Symposium on Mahale.
Shigeo Uehara
Primate Research Institute, Kyoto University

More than 30 years have passed since Toshisada Nishida started the chimpanzee research at Kasoje, Mahale Mountains, western Tanzania in 1965. Supported by Grants-in-Aid for Center-of-Excellence (COE) Research from the Monbusho (Japanese Ministry of Education, Science, Sports and Cultures) (#10CE2005 to O. Takenaka), a one-day symposium entitled "The long-term study of chimpanzees at Mahale since 1965" was held on 17th July, 1999 at the Primate Research Institute of Kyoto University, Inuyama, Japan. The present goals are twofold: to review the past research history and to pursue the future research directions. Since the space is limited, only the titles presented by respective speakers at the symposium are listed below: the program was organized by M. A. Huffman, K. Hosaka and S. U. All talks were given in Japanese.

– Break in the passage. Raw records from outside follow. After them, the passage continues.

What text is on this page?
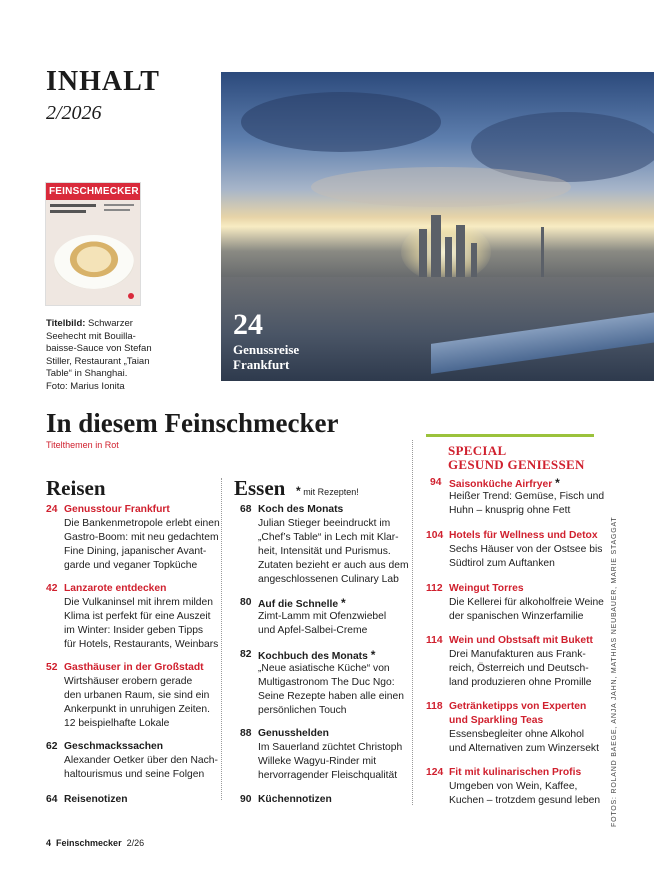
INHALT
2/2026
FEINSCHMECKER
Titelbild: Schwarzer
Seehecht mit Bouilla-
baisse-Sauce von Stefan
Stiller, Restaurant „Taian
Table“ in Shanghai.
Foto: Marius Ionita
24
Genussreise
Frankfurt
In diesem Feinschmecker
Titelthemen in Rot
Reisen	Essen * mit Rezepten!
SPECIAL
GESUND GENIESSEN
24 Genusstour Frankfurt
Die Bankenmetropole erlebt einen
Gastro-Boom: mit neu gedachtem
Fine Dining, japanischer Avant-
garde und veganer Topküche
42 Lanzarote entdecken
Die Vulkaninsel mit ihrem milden
Klima ist perfekt für eine Auszeit
im Winter: Insider geben Tipps
für Hotels, Restaurants, Weinbars
52 Gasthäuser in der Großstadt
Wirtshäuser erobern gerade
den urbanen Raum, sie sind ein
Ankerpunkt in unruhigen Zeiten.
12 beispielhafte Lokale
62 Geschmackssachen
Alexander Oetker über den Nach-
haltourismus und seine Folgen
64 Reisenotizen
68 Koch des Monats
Julian Stieger beeindruckt im
„Chef’s Table“ in Lech mit Klar-
heit, Intensität und Purismus.
Zutaten bezieht er auch aus dem
angeschlossenen Culinary Lab
80 Auf die Schnelle *
Zimt-Lamm mit Ofenzwiebel
und Apfel-Salbei-Creme
82 Kochbuch des Monats *
„Neue asiatische Küche“ von
Multigastronom The Duc Ngo:
Seine Rezepte haben alle einen
persönlichen Touch
88 Genusshelden
Im Sauerland züchtet Christoph
Willeke Wagyu-Rinder mit
hervorragender Fleischqualität
90 Küchennotizen
94 Saisonküche Airfryer *
Heißer Trend: Gemüse, Fisch und
Huhn – knusprig ohne Fett
104 Hotels für Wellness und Detox
Sechs Häuser von der Ostsee bis
Südtirol zum Auftanken
112 Weingut Torres
Die Kellerei für alkoholfreie Weine
der spanischen Winzerfamilie
114 Wein und Obstsaft mit Bukett
Drei Manufakturen aus Frank-
reich, Österreich und Deutsch-
land produzieren ohne Promille
118 Getränketipps von Experten
und Sparkling Teas
Essensbegleiter ohne Alkohol
und Alternativen zum Winzersekt
124 Fit mit kulinarischen Profis
Umgeben von Wein, Kaffee,
Kuchen – trotzdem gesund leben FOTOS: ROLAND BAEGE, ANJA JAHN, MATHIAS NEUBAUER, MARIE STAGGAT
4 Feinschmecker 2/26
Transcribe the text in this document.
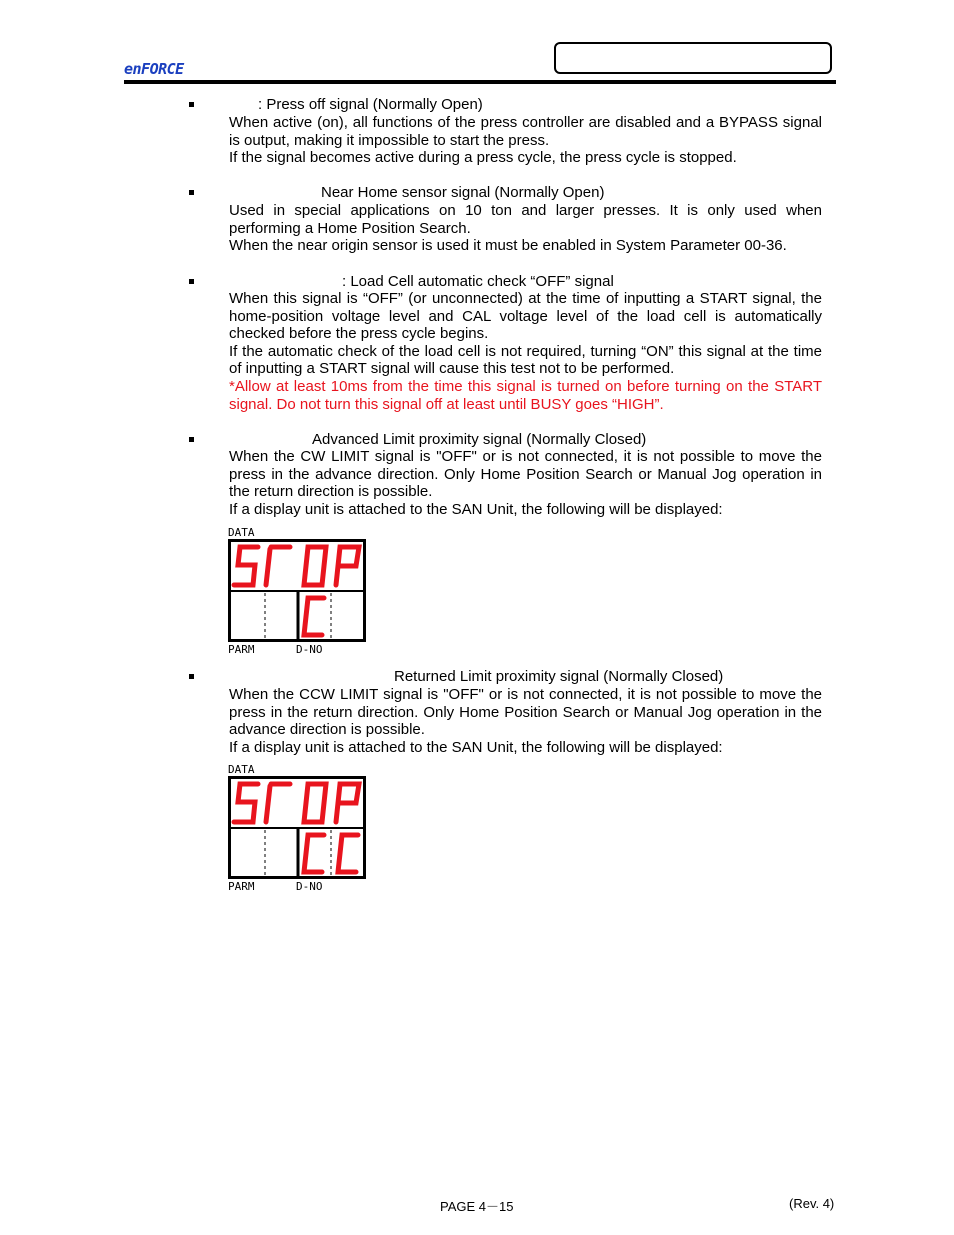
enFORCE
: Press off signal (Normally Open)

When active (on), all functions of the press controller are disabled and a BYPASS signal is output, making it impossible to start the press.

If the signal becomes active during a press cycle, the press cycle is stopped.

Near Home sensor signal (Normally Open)

Used in special applications on 10 ton and larger presses. It is only used when performing a Home Position Search.

When the near origin sensor is used it must be enabled in System Parameter 00-36.

: Load Cell automatic check “OFF” signal

When this signal is “OFF” (or unconnected) at the time of inputting a START signal, the home-position voltage level and CAL voltage level of the load cell is automatically checked before the press cycle begins.

If the automatic check of the load cell is not required, turning “ON” this signal at the time of inputting a START signal will cause this test not to be performed.

*Allow at least 10ms from the time this signal is turned on before turning on the START signal. Do not turn this signal off at least until BUSY goes “HIGH”.

Advanced Limit proximity signal (Normally Closed)

When the CW LIMIT signal is "OFF" or is not connected, it is not possible to move the press in the advance direction. Only Home Position Search or Manual Jog operation in the return direction is possible.

If a display unit is attached to the SAN Unit, the following will be displayed:

DATA
PARM	D-NO
Returned Limit proximity signal (Normally Closed)

When the CCW LIMIT signal is "OFF" or is not connected, it is not possible to move the press in the return direction. Only Home Position Search or Manual Jog operation in the advance direction is possible.

If a display unit is attached to the SAN Unit, the following will be displayed:

DATA
PARM	D-NO
PAGE 4－15	(Rev. 4)
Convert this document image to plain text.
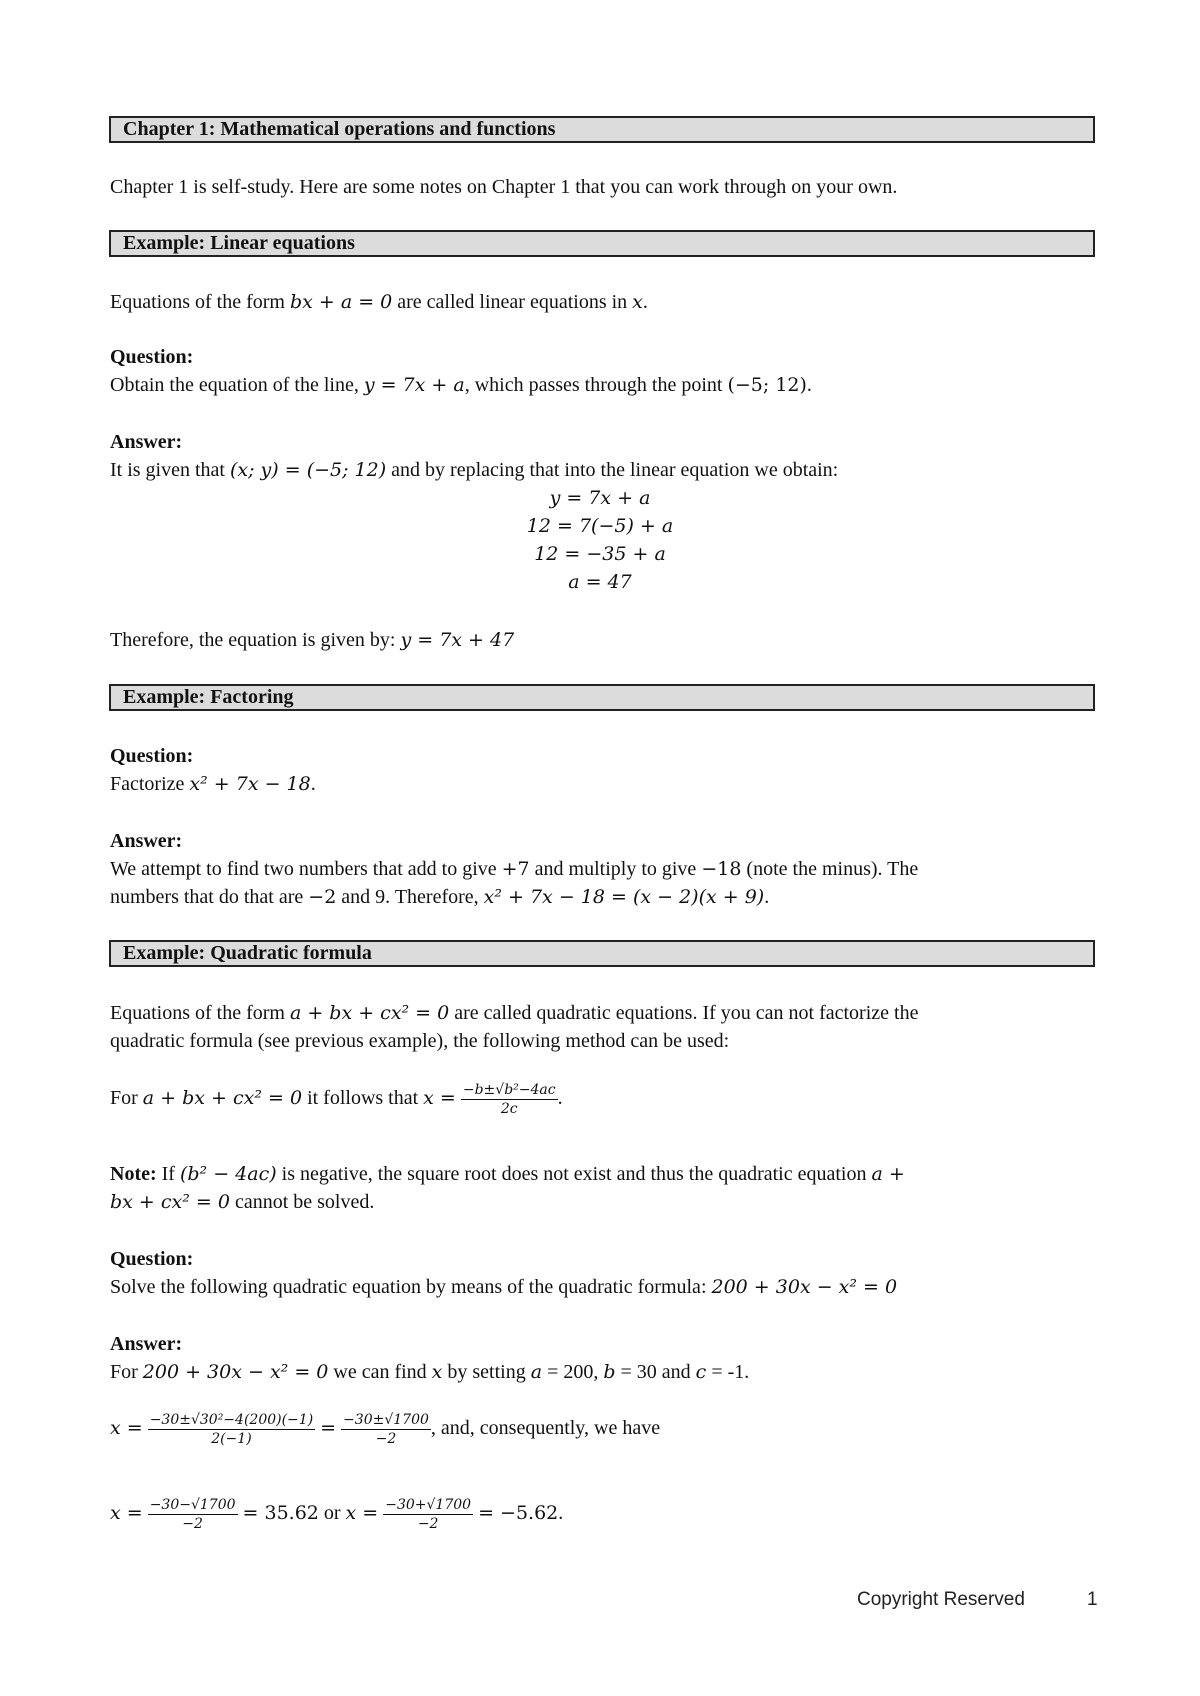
Chapter 1: Mathematical operations and functions
Chapter 1 is self-study. Here are some notes on Chapter 1 that you can work through on your own.
Example: Linear equations
Equations of the form bx + a = 0 are called linear equations in x.
Question:
Obtain the equation of the line, y = 7x + a, which passes through the point (−5; 12).
Answer:
It is given that (x; y) = (−5; 12) and by replacing that into the linear equation we obtain:
y = 7x + a
12 = 7(−5) + a
12 = −35 + a
a = 47
Therefore, the equation is given by: y = 7x + 47
Example: Factoring
Question:
Factorize x² + 7x − 18.
Answer:
We attempt to find two numbers that add to give +7 and multiply to give −18 (note the minus). The
numbers that do that are −2 and 9. Therefore, x² + 7x − 18 = (x − 2)(x + 9).
Example: Quadratic formula
Equations of the form a + bx + cx² = 0 are called quadratic equations. If you can not factorize the
quadratic formula (see previous example), the following method can be used:
For a + bx + cx² = 0 it follows that $x = \frac{\text{−b±√b²−4ac}}{2c}$ .
Note: If (b² − 4ac) is negative, the square root does not exist and thus the quadratic equation a +
bx + cx² = 0 cannot be solved.
Question:
Solve the following quadratic equation by means of the quadratic formula: 200 + 30x − x² = 0
Answer:
For 200 + 30x − x² = 0 we can find x by setting a = 200, b = 30 and c = -1.
$x = \frac{\text{−30±√30²−4(200)(−1)}}{2(-1)} = \frac{-30\pm√1700}{-2}$ , and, consequently, we have
$x = \frac{-30-√1700}{-2} = 35.62$ or $x = \frac{-30+√1700}{-2} = -5.62$.
Copyright Reserved	1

  1. Study of Mahale chimpanzees in the early years of research with special reference to the history of alpha males (by Toshisada Nishida).
  2. Vegetation, food, nomadic patterns and group size: changes in M Group between 1975 and 1998 before and after the establishment of Mahale National Park (by Kohshi Norikoshi).
  3. Fruit food availability and chimpanzee party size (by Noriko Itoh).
  4. Diachronic changes in distribution and abundance of diurnal mammals (by Shigeo Uehara).
  5. Chimpanzee predatory behavior in Mahale: complementary analyses of long-term and short-term data (by Kazuhiko Hosaka).
  6. Habitat use of B Group (by Fumio Fukuda).
  7. My research plans for 1999-2000: short- distance communication among chimpanzees on the basis of face-to-face interactions (by Tetsuya Sakamaki).
  8. My research plans for 1999-2000: chimpan- zees and their ectoparasites (by Koichiroh Zamma).
  9. Female choice in opportunistic mating of wild chimpanzees at Mahale: the importance of long-term data analysis of reproductive behavior (Akiko Matsumoto-Oda).
  10. Testing Dunbar's hypothesis on the evolution of language: comparison of clique sizes during chimpanzee grooming and human conver- sation (by Michio Nakamura).
  11. A comparison of the self-medicative behavior "leaf-swallowing" between chimpanzees of Mahale, Tanzania and Budongo, Uganda (by Michael A. Huffman).

We hope that the scope of the Mahale chimpanzee research will further be deepened in the future, both through the comparative investigation with other long-term study sites across Africa and through the systematic approach to clarify interactions with various species constituting the Mahale ecosystem.